Brandy Woodring , an official in the finance office of the Morenci School District, also said the credit downgrading has not much impact on bonding or school construction.
“Our enrollment and revenue have been stable these three years,” said Woodring, “and there is not much impact of the credit downgrading on our district.”
Lower enrollment and lower state aid are two primary factors that led to downgrading in credit ratings for some school districts, school officials said.
Cami Hansen, the finance director of the Carson- City Crystal Area School District, said her district’s downgrading was caused by a decrease in state aid.
Hansen said the district’s enrollment has been stable but “our credit rating is going down because our state funding is going down.”
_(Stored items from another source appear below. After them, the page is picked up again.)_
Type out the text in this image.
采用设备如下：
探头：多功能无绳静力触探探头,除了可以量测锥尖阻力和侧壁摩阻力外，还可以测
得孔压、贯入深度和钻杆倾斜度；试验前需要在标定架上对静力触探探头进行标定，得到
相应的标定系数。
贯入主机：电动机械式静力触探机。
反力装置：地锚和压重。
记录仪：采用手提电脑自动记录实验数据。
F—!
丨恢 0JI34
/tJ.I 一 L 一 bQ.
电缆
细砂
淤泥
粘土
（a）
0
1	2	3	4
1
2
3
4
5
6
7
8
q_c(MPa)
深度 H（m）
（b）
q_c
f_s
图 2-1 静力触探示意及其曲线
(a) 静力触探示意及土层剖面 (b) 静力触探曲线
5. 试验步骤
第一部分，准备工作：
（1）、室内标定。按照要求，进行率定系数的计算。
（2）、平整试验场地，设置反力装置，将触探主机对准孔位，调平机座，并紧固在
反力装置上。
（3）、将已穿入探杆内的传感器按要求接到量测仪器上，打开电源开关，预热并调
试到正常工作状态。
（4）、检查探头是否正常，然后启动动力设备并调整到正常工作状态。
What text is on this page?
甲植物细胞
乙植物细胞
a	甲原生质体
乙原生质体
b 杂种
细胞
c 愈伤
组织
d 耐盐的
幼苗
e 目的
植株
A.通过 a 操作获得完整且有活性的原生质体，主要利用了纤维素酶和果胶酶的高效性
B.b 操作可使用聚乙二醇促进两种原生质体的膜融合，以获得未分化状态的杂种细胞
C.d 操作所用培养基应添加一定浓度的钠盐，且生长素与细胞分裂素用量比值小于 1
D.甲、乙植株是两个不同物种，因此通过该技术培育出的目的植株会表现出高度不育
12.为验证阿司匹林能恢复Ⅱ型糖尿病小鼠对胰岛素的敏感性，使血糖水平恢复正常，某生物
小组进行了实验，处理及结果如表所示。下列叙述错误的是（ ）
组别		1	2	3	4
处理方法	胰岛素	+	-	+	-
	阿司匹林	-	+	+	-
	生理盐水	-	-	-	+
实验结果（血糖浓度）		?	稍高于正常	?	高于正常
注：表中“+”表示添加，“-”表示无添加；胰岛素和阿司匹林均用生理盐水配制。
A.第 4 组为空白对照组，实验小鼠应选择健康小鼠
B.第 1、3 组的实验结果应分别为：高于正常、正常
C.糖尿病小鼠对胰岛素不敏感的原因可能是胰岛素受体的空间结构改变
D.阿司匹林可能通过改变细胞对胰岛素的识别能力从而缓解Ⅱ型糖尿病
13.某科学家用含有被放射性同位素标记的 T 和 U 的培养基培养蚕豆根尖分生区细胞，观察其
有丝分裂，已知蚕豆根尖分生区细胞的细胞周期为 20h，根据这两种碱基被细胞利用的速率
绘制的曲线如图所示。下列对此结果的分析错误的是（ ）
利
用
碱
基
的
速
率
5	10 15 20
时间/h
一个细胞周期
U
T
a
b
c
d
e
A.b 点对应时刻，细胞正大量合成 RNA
Downgrading districts range from large urban districts like Detroit, Lansing and Kalamazoo to small and rural ones.
Jennifer Smith, the director of government relations at the Michigan Association of School Boards, said, “Every school wants to maintain their education opportunities as best they can.”
“You cannot bond for teacher salaries or educational things. They are two separate pots of money. So the bonding problem should not affect the education area,” Smith said.
According to David Marco of Michigan School Business Officials, districts that want to issue bonds for construction can get state approval and use the state’s credit rating, which has little to do with their individual credit rating.
“Most district have an individual credit rating, but they actually do not use their own credit rating,”said Marco.
“But there are some districts that face a very bad financial situation. They probably have to go out on their own credit to get short-term loans,” Marco said. “Those cases are going to be the ones that will be affected the most.”
Even though the Moody’s rating has little impact on school districts’ operations, it still reflects how many districts struggle to balance their budgets, said Mike McAran, the superintendent of the Morenci Unified School District.
A quarterly finance report released in June by the Department of Education shows that 58 districts and public school academies ended their 2014 fiscal year with a deficit. Of them, 38 still had deficits as of June 30, 2015.
The School Board Association’s Smith said, “Declining enrollment is a huge problem for some districts. The biggest challenge we are going to face is what to do with the declining enrollment and what to do with the revenue.”
Michigan’s declining birth rate, schools of choice and people moving out of state are all factors leading to the drop in enrollment, Smith said, adding that some districts can address these problems individually, but others cannot.